Sandpaper speckle patterns help characterize X-ray mirrors

Science


speckle angular measurement
The experimental setup for speckle angular measurement (SAM). (Courtesy: Hongchang Wang, Simone Moriconi & Kawal Sawhney)

A new X-ray imaging technique that uses sandpaper to generate “speckle” patterns makes it possible to characterize strongly curved X-ray mirrors in two dimensions with nanoscale precision. The new technique could find use in super-precision metrology while also aiding the development of next-generation X-ray mirrors for upgraded synchrotrons.

X-ray mirrors are routinely employed in synchrotron radiation facilities, X-ray free-electron lasers and X-ray telescopes. Such mirrors have become increasingly smooth in the past few years thanks to advanced polishing techniques and now boast “slope errors” smaller than 50 nanoradians rms (root mean square). While this is a boon for many applications, the downside is the mirrors are so smooth that existing metrology techniques can no longer be used to characterize them.

Speckle angular measurement

Researchers led by Kawal Sawhney, Hongchang Wang and Simone Moriconi from the Optics and Metrology group at the UK’s Diamond Light Source have now developed a new instrument and technique based on “speckle angular measurement” (SAM) that remedies this need. Indeed, in their work, which they describe in PNAS, the researchers show that they can push the angular precision of slope error measurements down to just 20 nanoradians rms thanks to an advanced sub-pixel tracking algorithm.

The SAM technique generates two-dimensional random intensity patterns (the speckles) by shining a laser through a “diffuser” made from sandpaper. Any variations in the slope of the mirror shifts the speckle patterns. The researchers can then determine the exact value of these variations to the nanoradian level by precisely tracking the speckle shift with the algorithm they developed.

Unlike other techniques, the new method does not require high-precision optics and the samples do not need to be rotated during the experiments. The technique is also simple – only sandpaper is needed to generate the speckle patterns and sandpaper with different grain sizes can be used depending on the spatial resolution of the detector.

Complement existing imaging methods

The researchers say the SAM instrument might also be used to measure toroidal, ellipsoidal and paraboloidal mirrors by raster scanning across the entire mirror surface. This type of technology would be straightforward to integrate into existing measurement probes, too, and thus complement other imaging methods. As well as characterizing synchrotron X-ray mirrors, it could have applications for characterizing freeform optics and extreme ultra-violet high-quality mirrors, with possible extensions to the inspection of biomedical and materials science samples.
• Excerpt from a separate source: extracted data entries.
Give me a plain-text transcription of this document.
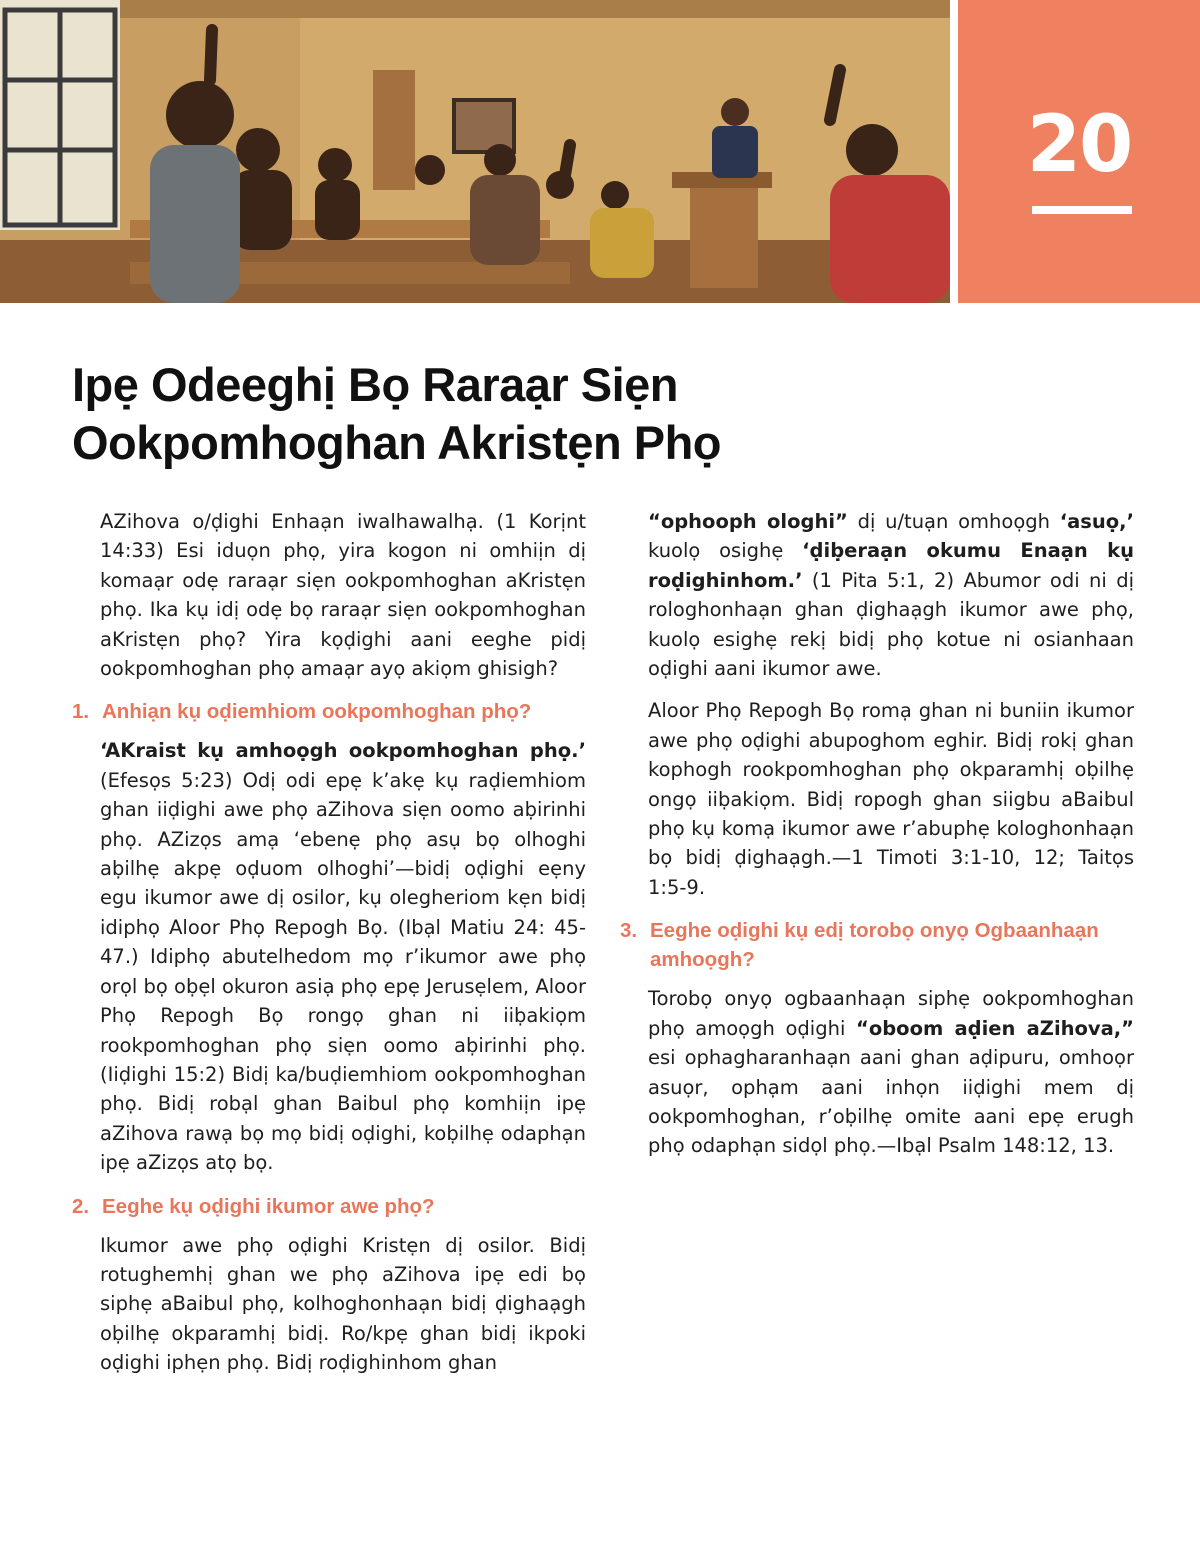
20
Ipẹ Odeeghị Bọ Raraạr Siẹn
Ookpomhoghan Akristẹn Phọ

AZihova o/ḍighi Enhaạn iwalhawalhạ. (1 Korịnt 14:33) Esi iduọn phọ, yira kogon ni omhiịn dị komaạr odẹ raraạr siẹn ookpomhoghan aKristẹn phọ. Ika kụ idị odẹ bọ raraạr siẹn ookpomhoghan aKristẹn phọ? Yira kọḍighi aani eeghe pidị ookpomhoghan phọ amaạr ayọ akiọm ghisigh?

1. Anhiạn kụ oḍiemhiom ookpomhoghan phọ?

‘AKraist kụ amhoọgh ookpomhoghan phọ.’ (Efesọs 5:23) Odị odi epẹ k’akẹ kụ raḍiemhiom ghan iiḍighi awe phọ aZihova siẹn oomo aḅirinhi phọ. AZizọs amạ ‘ebenẹ phọ asụ bọ olhoghi aḅilhẹ akpẹ oḍuom olhoghi’—bidị oḍighi eẹny egu ikumor awe dị osilor, kụ olegheriom kẹn bidị idiphọ Aloor Phọ Repogh Bọ. (Ibạl Matiu 24: 45-47.) Idiphọ abutelhedom mọ r’ikumor awe phọ orọl bọ oḅẹl okuron asiạ phọ epẹ Jerusẹlem, Aloor Phọ Repogh Bọ rongọ ghan ni iiḅakiọm rookpomhoghan phọ siẹn oomo aḅirinhi phọ. (Iiḍighi 15:2) Bidị ka/buḍiemhiom ookpomhoghan phọ. Bidị robạl ghan Baibul phọ komhiịn ipẹ aZihova rawạ bọ mọ bidị oḍighi, koḅilhẹ odaphạn ipẹ aZizọs atọ bọ.

2. Eeghe kụ oḍighi ikumor awe phọ?

Ikumor awe phọ oḍighi Kristẹn dị osilor. Bidị rotughemhị ghan we phọ aZihova ipẹ edi bọ siphẹ aBaibul phọ, kolhoghonhaạn bidị ḍighaạgh oḅilhẹ okparamhị bidị. Ro/kpẹ ghan bidị ikpoki oḍighi iphẹn phọ. Bidị roḍighinhom ghan

“ophooph ologhi” dị u/tuạn omhoọgh ‘asuọ,’ kuolọ osighẹ ‘ḍiḅeraạn okumu Enaạn kụ roḍighinhom.’ (1 Pita 5:1, 2) Abumor odi ni dị rologhonhaạn ghan ḍighaạgh ikumor awe phọ, kuolọ esighẹ rekị bidị phọ kotue ni osianhaan oḍighi aani ikumor awe.

Aloor Phọ Repogh Bọ romạ ghan ni buniin ikumor awe phọ oḍighi abupoghom eghir. Bidị rokị ghan kophogh rookpomhoghan phọ okparamhị oḅilhẹ ongọ iiḅakiọm. Bidị ropogh ghan siigbu aBaibul phọ kụ komạ ikumor awe r’abuphẹ kologhonhaạn bọ bidị ḍighaạgh.—1 Timoti 3:1-10, 12; Taitọs 1:5-9.

3. Eeghe oḍighi kụ edị torobọ onyọ Ogbaanhaạn amhoọgh?

Torobọ onyọ ogbaanhaạn siphẹ ookpomhoghan phọ amoọgh oḍighi “oboom aḍien aZihova,” esi ophagharanhaạn aani ghan aḍipuru, omhoọr asuọr, ophạm aani inhọn iiḍighi mem dị ookpomhoghan, r’oḅilhẹ omite aani epẹ erugh phọ odaphạn sidọl phọ.—Ibạl Psalm 148:12, 13.
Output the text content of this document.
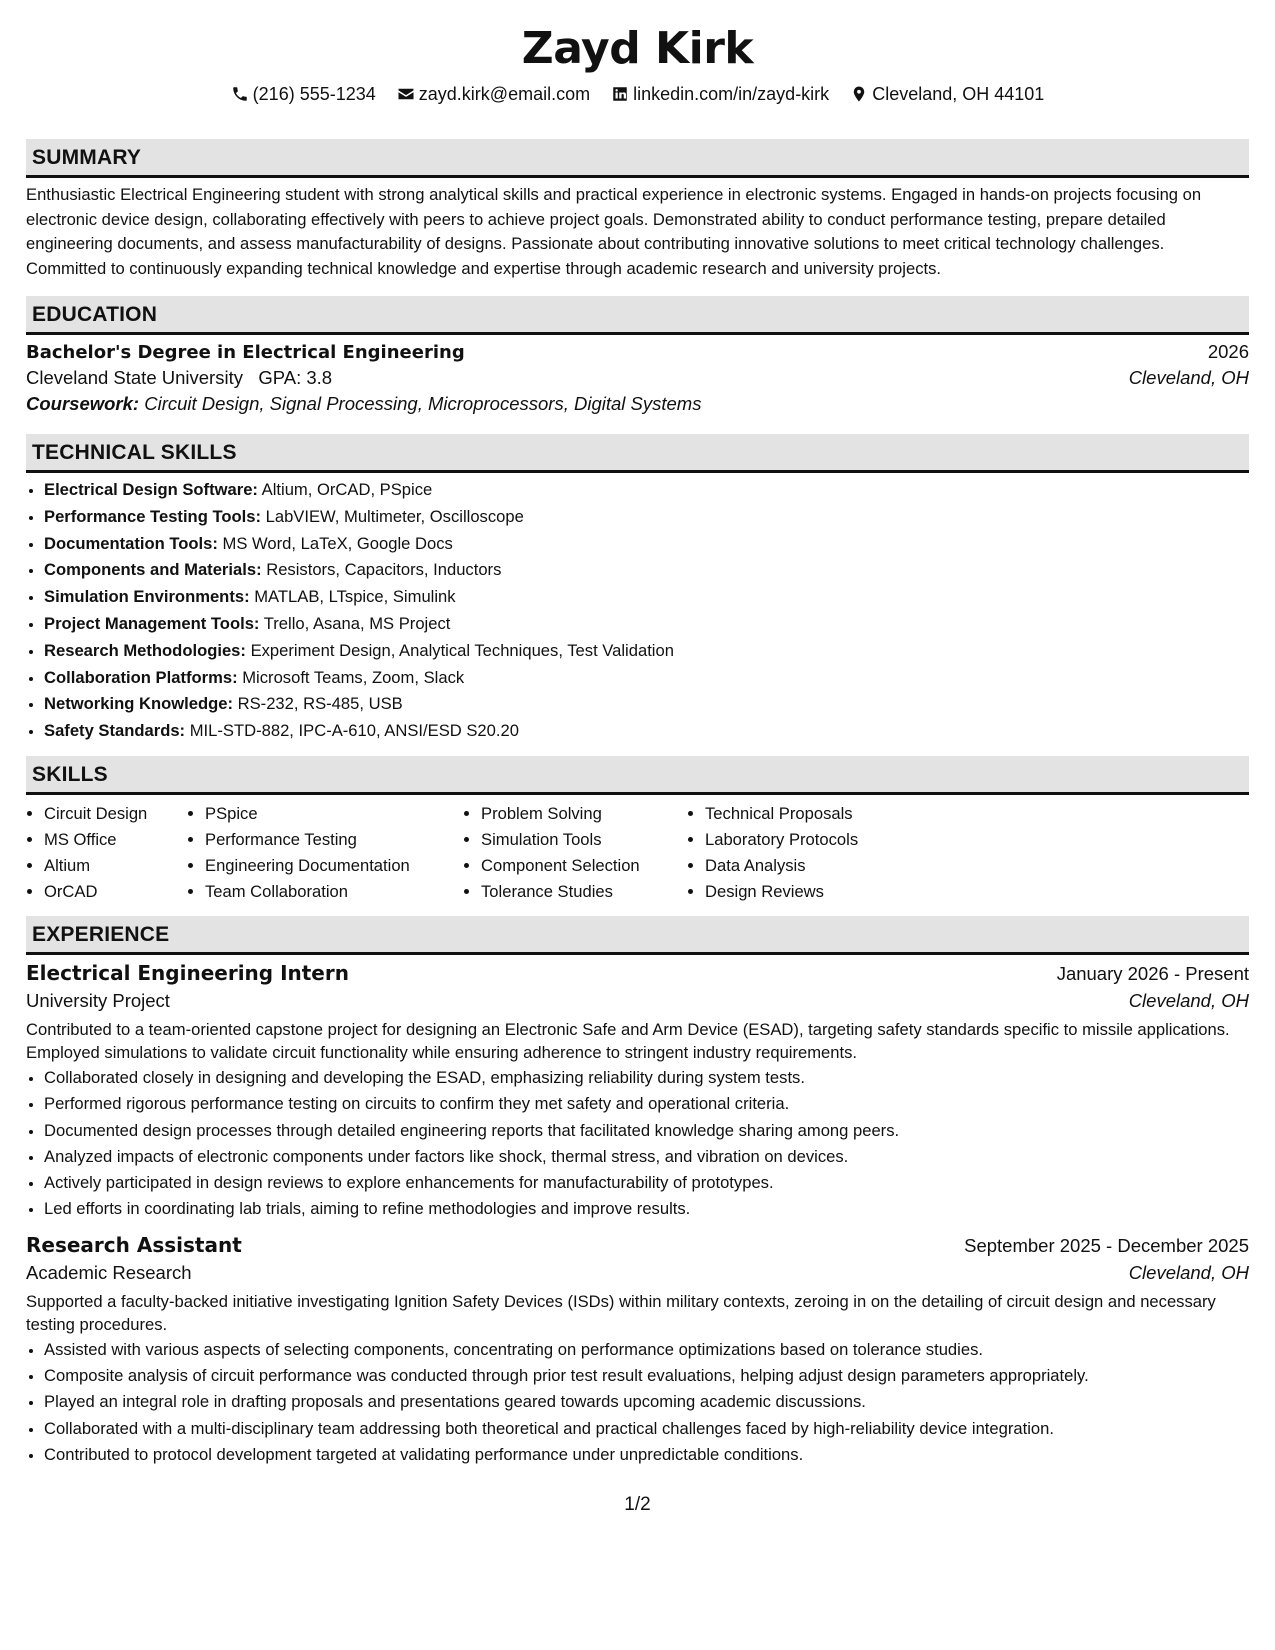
Zayd Kirk
(216) 555-1234
zayd.kirk@email.com
linkedin.com/in/zayd-kirk
Cleveland, OH 44101
SUMMARY

Enthusiastic Electrical Engineering student with strong analytical skills and practical experience in electronic systems. Engaged in hands-on projects focusing on electronic device design, collaborating effectively with peers to achieve project goals. Demonstrated ability to conduct performance testing, prepare detailed engineering documents, and assess manufacturability of designs. Passionate about contributing innovative solutions to meet critical technology challenges. Committed to continuously expanding technical knowledge and expertise through academic research and university projects.

EDUCATION
Bachelor's Degree in Electrical Engineering	2026
Cleveland State University GPA: 3.8	Cleveland, OH
Coursework: Circuit Design, Signal Processing, Microprocessors, Digital Systems
TECHNICAL SKILLS
• Electrical Design Software: Altium, OrCAD, PSpice
• Performance Testing Tools: LabVIEW, Multimeter, Oscilloscope
• Documentation Tools: MS Word, LaTeX, Google Docs
• Components and Materials: Resistors, Capacitors, Inductors
• Simulation Environments: MATLAB, LTspice, Simulink
• Project Management Tools: Trello, Asana, MS Project
• Research Methodologies: Experiment Design, Analytical Techniques, Test Validation
• Collaboration Platforms: Microsoft Teams, Zoom, Slack
• Networking Knowledge: RS-232, RS-485, USB
• Safety Standards: MIL-STD-882, IPC-A-610, ANSI/ESD S20.20
SKILLS
• Circuit Design
• MS Office
• Altium
• OrCAD
• PSpice
• Performance Testing
• Engineering Documentation
• Team Collaboration
• Problem Solving
• Simulation Tools
• Component Selection
• Tolerance Studies
• Technical Proposals
• Laboratory Protocols
• Data Analysis
• Design Reviews
EXPERIENCE
Electrical Engineering Intern	January 2026 - Present
University Project	Cleveland, OH

Contributed to a team-oriented capstone project for designing an Electronic Safe and Arm Device (ESAD), targeting safety standards specific to missile applications. Employed simulations to validate circuit functionality while ensuring adherence to stringent industry requirements.

• Collaborated closely in designing and developing the ESAD, emphasizing reliability during system tests.
• Performed rigorous performance testing on circuits to confirm they met safety and operational criteria.
• Documented design processes through detailed engineering reports that facilitated knowledge sharing among peers.
• Analyzed impacts of electronic components under factors like shock, thermal stress, and vibration on devices.
• Actively participated in design reviews to explore enhancements for manufacturability of prototypes.
• Led efforts in coordinating lab trials, aiming to refine methodologies and improve results.
Research Assistant	September 2025 - December 2025
Academic Research	Cleveland, OH

Supported a faculty-backed initiative investigating Ignition Safety Devices (ISDs) within military contexts, zeroing in on the detailing of circuit design and necessary testing procedures.

• Assisted with various aspects of selecting components, concentrating on performance optimizations based on tolerance studies.
• Composite analysis of circuit performance was conducted through prior test result evaluations, helping adjust design parameters appropriately.
• Played an integral role in drafting proposals and presentations geared towards upcoming academic discussions.
• Collaborated with a multi-disciplinary team addressing both theoretical and practical challenges faced by high-reliability device integration.
• Contributed to protocol development targeted at validating performance under unpredictable conditions.
1/2
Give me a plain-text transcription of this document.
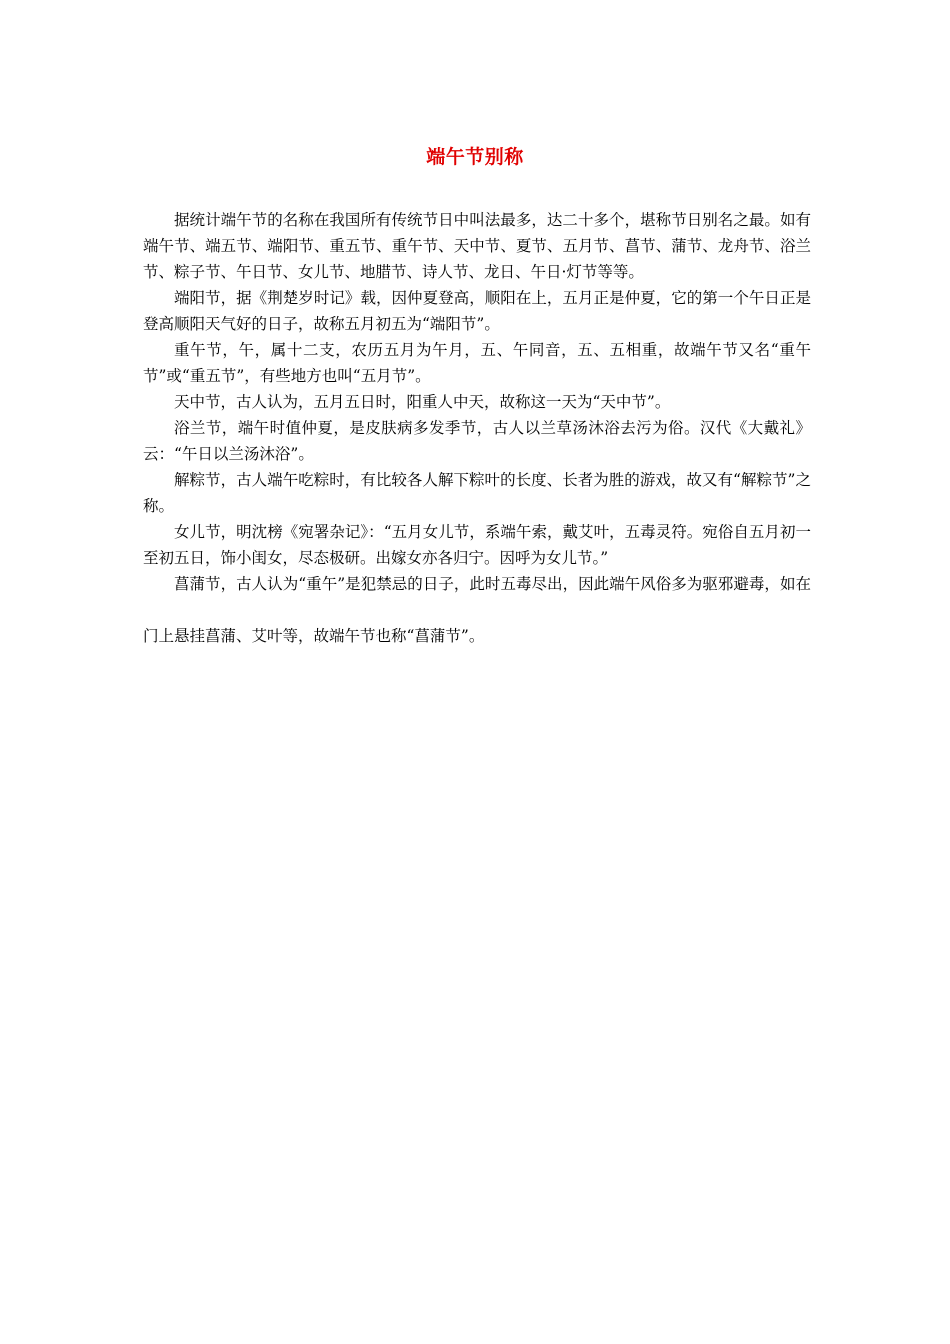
端午节别称

据统计端午节的名称在我国所有传统节日中叫法最多，达二十多个，堪称节日别名之最。如有端午节、端五节、端阳节、重五节、重午节、天中节、夏节、五月节、菖节、蒲节、龙舟节、浴兰节、粽子节、午日节、女儿节、地腊节、诗人节、龙日、午日·灯节等等。

端阳节，据《荆楚岁时记》载，因仲夏登高，顺阳在上，五月正是仲夏，它的第一个午日正是登高顺阳天气好的日子，故称五月初五为“端阳节”。

重午节，午，属十二支，农历五月为午月，五、午同音，五、五相重，故端午节又名“重午节”或“重五节”，有些地方也叫“五月节”。

天中节，古人认为，五月五日时，阳重人中天，故称这一天为“天中节”。

浴兰节，端午时值仲夏，是皮肤病多发季节，古人以兰草汤沐浴去污为俗。汉代《大戴礼》云：“午日以兰汤沐浴”。

解粽节，古人端午吃粽时，有比较各人解下粽叶的长度、长者为胜的游戏，故又有“解粽节”之称。

女儿节，明沈榜《宛署杂记》：“五月女儿节，系端午索，戴艾叶，五毒灵符。宛俗自五月初一至初五日，饰小闺女，尽态极研。出嫁女亦各归宁。因呼为女儿节。”

菖蒲节，古人认为“重午”是犯禁忌的日子，此时五毒尽出，因此端午风俗多为驱邪避毒，如在门上悬挂菖蒲、艾叶等，故端午节也称“菖蒲节”。
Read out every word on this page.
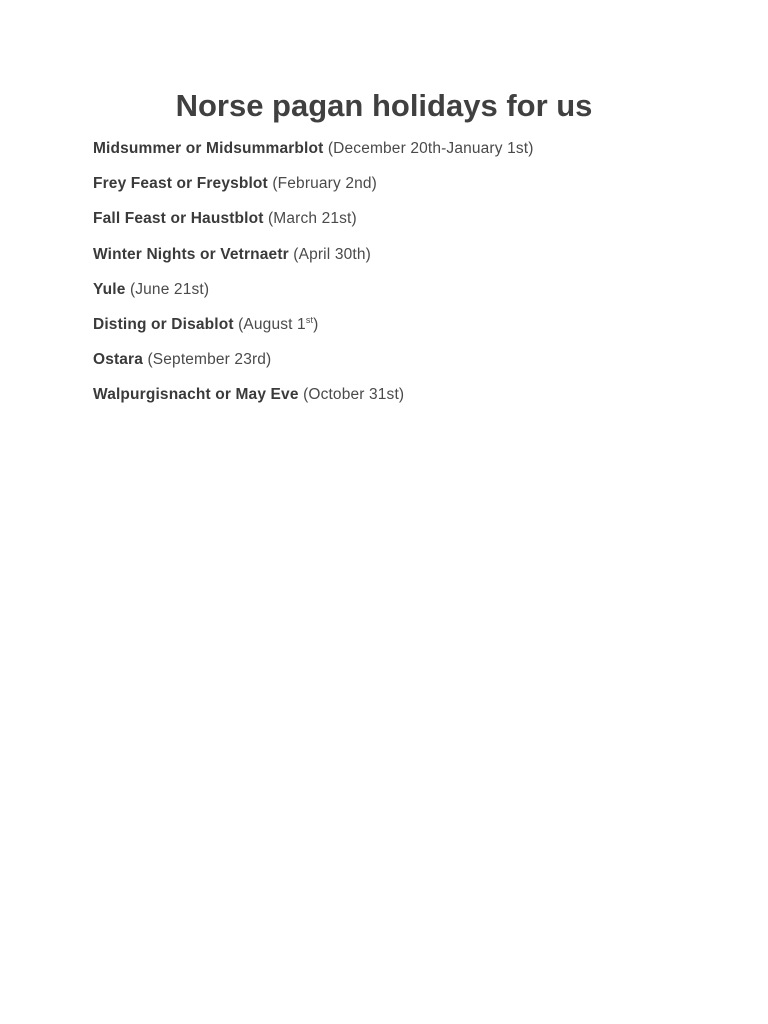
Norse pagan holidays for us
Midsummer or Midsummarblot (December 20th-January 1st)
Frey Feast or Freysblot (February 2nd)
Fall Feast or Haustblot (March 21st)
Winter Nights or Vetrnaetr (April 30th)
Yule (June 21st)
Disting or Disablot (August 1st)
Ostara (September 23rd)
Walpurgisnacht or May Eve (October 31st)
The new nano-metrology technique could also aid the development of next-generation super-polished X-ray mirrors that are required for upgraded synchrotron facilities such as Diamond, the researchers say. “This novel instrument will enhance the capabilities of our state-of-the-art metrology laboratory at Diamond and enable us to metrology test the extremely high-quality X-ray mirrors required for use with the planned upgrade of Diamond to a low-emittance Diamond-II source,” Sawhney says.  “Vendors of X-ray mirrors will also find this new instrument attractive as it will enable them to fabricate even better-quality optics than at present.”